I'll now list different types of parthenogenesis and related means of reproduction. If the cell that becomes an individual is not the result of two cells coming together, it's parthenogenesis and asexual reproduction. If it is the result of two cells coming together, it's sexual reproduction if they are from different individuals and asexual reproduction if they are from the same individual. If they are from the same individual, it's called autogamy if they are from different meiosis and automixis if they are from the same meiosis. Automixis that involves fusion of fully developed sperm and ova is called non- parthenogenic automixis. There are some plants, such as ferns, that produce two sperm and two ova at each meiosis. You could also have automixis where two of the ova produced by a female in one meiosis fuse and then develop. This is called parthenogenic automixis.

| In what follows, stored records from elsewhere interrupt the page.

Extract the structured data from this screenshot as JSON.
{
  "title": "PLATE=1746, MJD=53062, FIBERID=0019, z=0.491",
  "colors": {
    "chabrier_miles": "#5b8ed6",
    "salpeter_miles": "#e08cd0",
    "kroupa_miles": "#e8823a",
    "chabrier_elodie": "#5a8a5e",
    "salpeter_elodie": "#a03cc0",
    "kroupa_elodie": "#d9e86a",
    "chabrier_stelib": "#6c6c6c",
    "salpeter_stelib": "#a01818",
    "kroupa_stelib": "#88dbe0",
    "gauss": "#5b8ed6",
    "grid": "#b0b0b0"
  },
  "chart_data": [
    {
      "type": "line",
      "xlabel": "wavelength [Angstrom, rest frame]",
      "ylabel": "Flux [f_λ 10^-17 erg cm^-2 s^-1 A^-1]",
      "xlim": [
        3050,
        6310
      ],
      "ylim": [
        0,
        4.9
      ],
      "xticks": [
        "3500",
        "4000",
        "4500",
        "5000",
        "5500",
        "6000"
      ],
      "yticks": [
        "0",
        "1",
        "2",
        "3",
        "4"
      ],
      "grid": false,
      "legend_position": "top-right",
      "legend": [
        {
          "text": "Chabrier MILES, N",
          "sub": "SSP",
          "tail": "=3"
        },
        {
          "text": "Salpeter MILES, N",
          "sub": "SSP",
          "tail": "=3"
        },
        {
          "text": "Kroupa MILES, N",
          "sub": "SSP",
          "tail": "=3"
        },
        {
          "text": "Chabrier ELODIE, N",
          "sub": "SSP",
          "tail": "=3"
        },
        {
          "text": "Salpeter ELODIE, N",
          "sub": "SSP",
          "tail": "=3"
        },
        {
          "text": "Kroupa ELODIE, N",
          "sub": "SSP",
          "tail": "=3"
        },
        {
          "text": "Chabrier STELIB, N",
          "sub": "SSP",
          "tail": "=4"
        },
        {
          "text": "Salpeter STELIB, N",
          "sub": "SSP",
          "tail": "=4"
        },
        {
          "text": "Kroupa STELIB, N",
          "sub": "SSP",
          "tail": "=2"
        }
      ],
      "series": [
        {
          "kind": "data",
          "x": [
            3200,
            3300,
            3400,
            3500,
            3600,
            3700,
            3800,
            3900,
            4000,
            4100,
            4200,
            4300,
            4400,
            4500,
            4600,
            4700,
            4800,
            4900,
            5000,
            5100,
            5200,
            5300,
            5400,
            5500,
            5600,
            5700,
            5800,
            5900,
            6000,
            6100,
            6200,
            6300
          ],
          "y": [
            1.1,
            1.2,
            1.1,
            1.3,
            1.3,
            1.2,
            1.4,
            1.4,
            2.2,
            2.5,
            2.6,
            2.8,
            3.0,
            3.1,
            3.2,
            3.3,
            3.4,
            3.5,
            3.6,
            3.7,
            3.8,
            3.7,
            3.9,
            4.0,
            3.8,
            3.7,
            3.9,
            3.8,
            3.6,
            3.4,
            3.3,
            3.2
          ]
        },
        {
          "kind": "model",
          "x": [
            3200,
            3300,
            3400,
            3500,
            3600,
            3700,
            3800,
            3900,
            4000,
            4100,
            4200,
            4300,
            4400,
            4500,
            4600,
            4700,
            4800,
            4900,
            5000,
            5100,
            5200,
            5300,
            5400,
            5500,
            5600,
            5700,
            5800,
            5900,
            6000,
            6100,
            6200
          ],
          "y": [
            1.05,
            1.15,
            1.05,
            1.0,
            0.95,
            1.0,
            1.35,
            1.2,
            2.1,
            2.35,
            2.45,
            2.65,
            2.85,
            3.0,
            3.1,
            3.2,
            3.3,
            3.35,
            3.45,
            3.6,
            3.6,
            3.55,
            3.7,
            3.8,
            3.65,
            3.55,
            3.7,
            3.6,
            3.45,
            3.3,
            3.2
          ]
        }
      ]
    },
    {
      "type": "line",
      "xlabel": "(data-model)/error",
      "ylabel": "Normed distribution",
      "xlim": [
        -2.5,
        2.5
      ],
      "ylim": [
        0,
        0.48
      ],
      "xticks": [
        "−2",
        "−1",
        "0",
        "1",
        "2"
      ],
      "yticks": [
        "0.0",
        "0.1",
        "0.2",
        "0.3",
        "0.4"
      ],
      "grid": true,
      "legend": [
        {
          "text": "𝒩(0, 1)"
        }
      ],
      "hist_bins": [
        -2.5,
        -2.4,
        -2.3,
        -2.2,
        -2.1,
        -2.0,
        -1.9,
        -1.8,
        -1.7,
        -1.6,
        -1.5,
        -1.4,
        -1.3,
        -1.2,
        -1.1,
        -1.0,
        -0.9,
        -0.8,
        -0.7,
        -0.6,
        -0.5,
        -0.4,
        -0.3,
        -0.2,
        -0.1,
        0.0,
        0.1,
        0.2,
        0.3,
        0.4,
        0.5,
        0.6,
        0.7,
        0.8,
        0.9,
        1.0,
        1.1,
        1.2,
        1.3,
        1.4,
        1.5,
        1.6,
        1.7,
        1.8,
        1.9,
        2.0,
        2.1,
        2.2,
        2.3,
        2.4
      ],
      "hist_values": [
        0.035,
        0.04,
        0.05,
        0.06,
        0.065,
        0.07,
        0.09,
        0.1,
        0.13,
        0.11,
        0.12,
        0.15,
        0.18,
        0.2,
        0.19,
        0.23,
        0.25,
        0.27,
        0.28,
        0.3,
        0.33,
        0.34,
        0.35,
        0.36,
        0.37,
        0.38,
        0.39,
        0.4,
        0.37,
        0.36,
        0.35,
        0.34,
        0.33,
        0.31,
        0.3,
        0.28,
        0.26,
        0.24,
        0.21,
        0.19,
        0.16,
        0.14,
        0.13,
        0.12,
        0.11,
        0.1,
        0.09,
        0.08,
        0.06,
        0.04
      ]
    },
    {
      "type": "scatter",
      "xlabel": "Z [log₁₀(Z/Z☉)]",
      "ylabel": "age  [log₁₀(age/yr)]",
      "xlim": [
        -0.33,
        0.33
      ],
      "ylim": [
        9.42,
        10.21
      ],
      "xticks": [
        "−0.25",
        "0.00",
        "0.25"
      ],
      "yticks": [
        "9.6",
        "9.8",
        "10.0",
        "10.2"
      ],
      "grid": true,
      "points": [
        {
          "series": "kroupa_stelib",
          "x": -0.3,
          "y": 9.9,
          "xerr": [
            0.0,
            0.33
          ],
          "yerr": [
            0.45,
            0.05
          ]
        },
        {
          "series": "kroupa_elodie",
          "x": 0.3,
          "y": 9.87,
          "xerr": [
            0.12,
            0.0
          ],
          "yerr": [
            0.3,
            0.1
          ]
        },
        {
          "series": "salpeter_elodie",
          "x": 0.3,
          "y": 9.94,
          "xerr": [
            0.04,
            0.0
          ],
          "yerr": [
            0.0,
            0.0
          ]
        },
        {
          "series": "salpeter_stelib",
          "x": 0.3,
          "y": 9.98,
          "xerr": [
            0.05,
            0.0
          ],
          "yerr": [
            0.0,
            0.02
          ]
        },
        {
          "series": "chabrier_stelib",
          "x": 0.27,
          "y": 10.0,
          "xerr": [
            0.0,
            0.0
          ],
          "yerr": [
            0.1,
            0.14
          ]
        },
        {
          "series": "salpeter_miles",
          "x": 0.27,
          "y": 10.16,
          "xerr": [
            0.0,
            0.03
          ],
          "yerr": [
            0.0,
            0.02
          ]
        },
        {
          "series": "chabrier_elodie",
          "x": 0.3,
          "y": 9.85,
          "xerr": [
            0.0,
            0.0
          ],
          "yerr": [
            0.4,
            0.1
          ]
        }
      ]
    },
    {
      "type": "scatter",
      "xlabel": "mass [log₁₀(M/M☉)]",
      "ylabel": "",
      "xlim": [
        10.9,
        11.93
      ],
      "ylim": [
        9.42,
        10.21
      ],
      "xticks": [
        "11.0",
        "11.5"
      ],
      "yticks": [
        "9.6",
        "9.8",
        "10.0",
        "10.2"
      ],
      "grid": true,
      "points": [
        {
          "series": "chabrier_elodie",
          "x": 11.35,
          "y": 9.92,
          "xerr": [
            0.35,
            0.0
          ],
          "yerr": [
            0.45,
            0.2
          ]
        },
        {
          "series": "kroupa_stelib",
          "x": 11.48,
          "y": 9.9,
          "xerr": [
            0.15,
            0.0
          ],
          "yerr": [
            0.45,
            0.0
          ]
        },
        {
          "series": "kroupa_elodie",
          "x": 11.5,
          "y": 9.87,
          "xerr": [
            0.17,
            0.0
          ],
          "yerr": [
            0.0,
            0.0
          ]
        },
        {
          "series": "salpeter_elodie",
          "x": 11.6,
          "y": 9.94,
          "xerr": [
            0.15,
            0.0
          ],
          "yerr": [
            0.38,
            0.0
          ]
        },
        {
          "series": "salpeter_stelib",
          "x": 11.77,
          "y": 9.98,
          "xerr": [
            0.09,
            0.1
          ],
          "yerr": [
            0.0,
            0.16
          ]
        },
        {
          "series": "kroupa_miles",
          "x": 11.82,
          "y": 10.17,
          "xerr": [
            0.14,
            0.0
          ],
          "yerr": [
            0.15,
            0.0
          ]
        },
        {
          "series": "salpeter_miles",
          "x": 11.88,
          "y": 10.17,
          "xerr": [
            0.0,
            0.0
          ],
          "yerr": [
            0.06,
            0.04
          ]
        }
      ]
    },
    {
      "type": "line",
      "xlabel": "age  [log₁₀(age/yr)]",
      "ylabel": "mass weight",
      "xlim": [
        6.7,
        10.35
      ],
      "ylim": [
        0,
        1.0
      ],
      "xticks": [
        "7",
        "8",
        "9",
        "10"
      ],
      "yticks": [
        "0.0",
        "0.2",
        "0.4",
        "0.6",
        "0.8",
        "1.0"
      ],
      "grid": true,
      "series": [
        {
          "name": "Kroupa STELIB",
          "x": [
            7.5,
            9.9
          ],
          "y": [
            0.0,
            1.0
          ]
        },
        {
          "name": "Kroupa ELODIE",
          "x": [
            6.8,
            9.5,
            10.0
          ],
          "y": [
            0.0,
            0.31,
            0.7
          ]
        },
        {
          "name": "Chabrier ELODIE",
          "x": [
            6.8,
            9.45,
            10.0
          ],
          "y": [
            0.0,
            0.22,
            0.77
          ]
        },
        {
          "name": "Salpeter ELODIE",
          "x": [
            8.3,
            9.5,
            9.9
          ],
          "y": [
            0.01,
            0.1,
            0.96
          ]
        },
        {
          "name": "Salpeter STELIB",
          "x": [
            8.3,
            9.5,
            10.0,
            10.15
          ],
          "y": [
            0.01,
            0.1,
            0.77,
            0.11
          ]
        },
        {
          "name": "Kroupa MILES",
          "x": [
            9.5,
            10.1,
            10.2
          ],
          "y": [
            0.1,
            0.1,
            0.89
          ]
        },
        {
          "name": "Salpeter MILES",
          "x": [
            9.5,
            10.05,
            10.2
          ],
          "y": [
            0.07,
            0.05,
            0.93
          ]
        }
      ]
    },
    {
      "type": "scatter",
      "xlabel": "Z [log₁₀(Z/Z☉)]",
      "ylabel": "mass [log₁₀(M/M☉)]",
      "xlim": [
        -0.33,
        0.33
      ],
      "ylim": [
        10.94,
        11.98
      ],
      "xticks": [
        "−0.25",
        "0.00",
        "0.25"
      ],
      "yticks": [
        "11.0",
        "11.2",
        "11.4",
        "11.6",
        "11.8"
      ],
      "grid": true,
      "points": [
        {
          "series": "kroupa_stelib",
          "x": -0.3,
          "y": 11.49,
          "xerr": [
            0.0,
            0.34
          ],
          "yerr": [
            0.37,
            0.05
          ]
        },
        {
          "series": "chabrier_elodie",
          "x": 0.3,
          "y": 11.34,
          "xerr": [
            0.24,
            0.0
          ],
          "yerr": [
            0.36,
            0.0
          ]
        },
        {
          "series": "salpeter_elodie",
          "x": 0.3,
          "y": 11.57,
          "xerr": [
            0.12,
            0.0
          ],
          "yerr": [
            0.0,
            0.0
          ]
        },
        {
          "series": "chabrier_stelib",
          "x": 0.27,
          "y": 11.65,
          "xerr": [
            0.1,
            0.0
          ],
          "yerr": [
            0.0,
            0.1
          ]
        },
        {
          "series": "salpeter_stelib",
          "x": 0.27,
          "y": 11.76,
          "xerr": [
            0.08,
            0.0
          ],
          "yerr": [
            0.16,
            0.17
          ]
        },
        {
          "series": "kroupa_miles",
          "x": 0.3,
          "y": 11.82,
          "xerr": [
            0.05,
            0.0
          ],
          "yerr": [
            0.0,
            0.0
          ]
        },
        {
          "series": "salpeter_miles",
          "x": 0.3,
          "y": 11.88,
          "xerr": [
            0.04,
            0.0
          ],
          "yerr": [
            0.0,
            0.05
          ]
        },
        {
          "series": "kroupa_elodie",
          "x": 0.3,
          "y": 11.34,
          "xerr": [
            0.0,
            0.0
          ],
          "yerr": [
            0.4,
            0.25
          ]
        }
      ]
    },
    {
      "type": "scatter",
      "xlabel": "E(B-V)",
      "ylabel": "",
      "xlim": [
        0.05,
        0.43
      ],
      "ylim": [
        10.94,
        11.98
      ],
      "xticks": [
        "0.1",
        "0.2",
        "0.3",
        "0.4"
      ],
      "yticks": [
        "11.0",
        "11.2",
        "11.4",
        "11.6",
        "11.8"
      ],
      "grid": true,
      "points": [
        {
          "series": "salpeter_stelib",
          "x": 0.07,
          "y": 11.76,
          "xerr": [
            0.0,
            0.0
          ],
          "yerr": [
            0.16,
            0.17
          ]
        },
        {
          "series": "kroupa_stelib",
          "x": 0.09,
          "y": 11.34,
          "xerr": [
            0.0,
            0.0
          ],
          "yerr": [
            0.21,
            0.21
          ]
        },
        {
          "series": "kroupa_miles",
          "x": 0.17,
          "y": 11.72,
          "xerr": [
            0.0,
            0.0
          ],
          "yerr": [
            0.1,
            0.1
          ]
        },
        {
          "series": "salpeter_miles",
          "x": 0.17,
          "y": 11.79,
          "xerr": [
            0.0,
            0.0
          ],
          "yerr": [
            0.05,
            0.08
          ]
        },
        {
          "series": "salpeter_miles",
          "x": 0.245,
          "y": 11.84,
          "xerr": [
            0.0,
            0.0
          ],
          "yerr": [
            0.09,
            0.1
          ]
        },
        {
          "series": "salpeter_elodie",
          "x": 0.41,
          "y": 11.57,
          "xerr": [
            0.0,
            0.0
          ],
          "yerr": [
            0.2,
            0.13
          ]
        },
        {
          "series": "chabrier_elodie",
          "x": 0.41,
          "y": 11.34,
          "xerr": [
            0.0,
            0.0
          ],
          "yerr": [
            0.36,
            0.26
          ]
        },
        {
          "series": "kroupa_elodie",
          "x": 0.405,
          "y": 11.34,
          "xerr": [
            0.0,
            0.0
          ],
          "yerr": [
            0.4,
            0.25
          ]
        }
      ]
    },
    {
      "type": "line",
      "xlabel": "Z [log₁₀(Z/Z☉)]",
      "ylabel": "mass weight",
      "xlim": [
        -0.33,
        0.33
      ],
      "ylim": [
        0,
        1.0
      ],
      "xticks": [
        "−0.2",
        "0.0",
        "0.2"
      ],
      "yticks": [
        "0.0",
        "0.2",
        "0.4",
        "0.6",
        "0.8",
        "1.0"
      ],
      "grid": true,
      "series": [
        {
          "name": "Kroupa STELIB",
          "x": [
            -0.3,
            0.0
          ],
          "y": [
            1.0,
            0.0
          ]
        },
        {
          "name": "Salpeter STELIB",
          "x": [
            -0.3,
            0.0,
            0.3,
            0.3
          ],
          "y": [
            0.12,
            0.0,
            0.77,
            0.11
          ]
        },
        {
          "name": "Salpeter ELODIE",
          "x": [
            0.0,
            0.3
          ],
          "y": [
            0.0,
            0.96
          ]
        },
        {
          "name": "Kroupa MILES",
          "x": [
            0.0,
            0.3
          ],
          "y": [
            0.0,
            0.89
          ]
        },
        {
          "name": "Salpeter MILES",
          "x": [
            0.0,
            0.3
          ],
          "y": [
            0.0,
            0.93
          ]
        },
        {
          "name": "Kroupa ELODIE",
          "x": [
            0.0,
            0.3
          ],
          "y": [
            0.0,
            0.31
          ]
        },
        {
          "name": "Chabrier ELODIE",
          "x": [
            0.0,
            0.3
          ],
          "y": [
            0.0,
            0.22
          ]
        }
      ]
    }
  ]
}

Let's go back to normal parthenogenesis where the cell is not the result of two cells fusing. The cell could be either the result of meiosis or not. If it is, you have the problem of the offspring being haploid. You could get around this with a process called endomitosis. Endomitosis is when during cleavage division nuclei fuse which doubles the number of chromosomes. If this occurs before meiosis, the form of parthenogenesis is called apomixis, not to be confused with another type of parthenogenesis which unfortunately has the same name. If it occurs after meiosis, it's called replicative haploid parthenogenesis. If it doesn't take place at all you have haploid parthenogenesis. The offspring are haploid and this is how arrhenotoky takes place. In addition to these three types of parthenogenesis that involve meiosis, there are also two types of parthenogenesis that do not involve meiosis. The original cell could be an oocyte which is a cell resulting of after the first division of meiosis. You are preventing meiosis from being complete instead of letting it be complete and then either restoring diploidy or not. This is the most famous type of parthenogenesis and what I discussed in the beginning of this section. This type of parthenogenesis is called apomixis, so it has the same name as the less famous type I mentioned earlier. Lastly, in flowering plants, the ovum that becomes an individual could be derived mitotically from a somatic cell in the ovule instead of a generative cell. This is called aposporous apomixis or apospory. These last two types of parthenogenesis produce diploid offspring.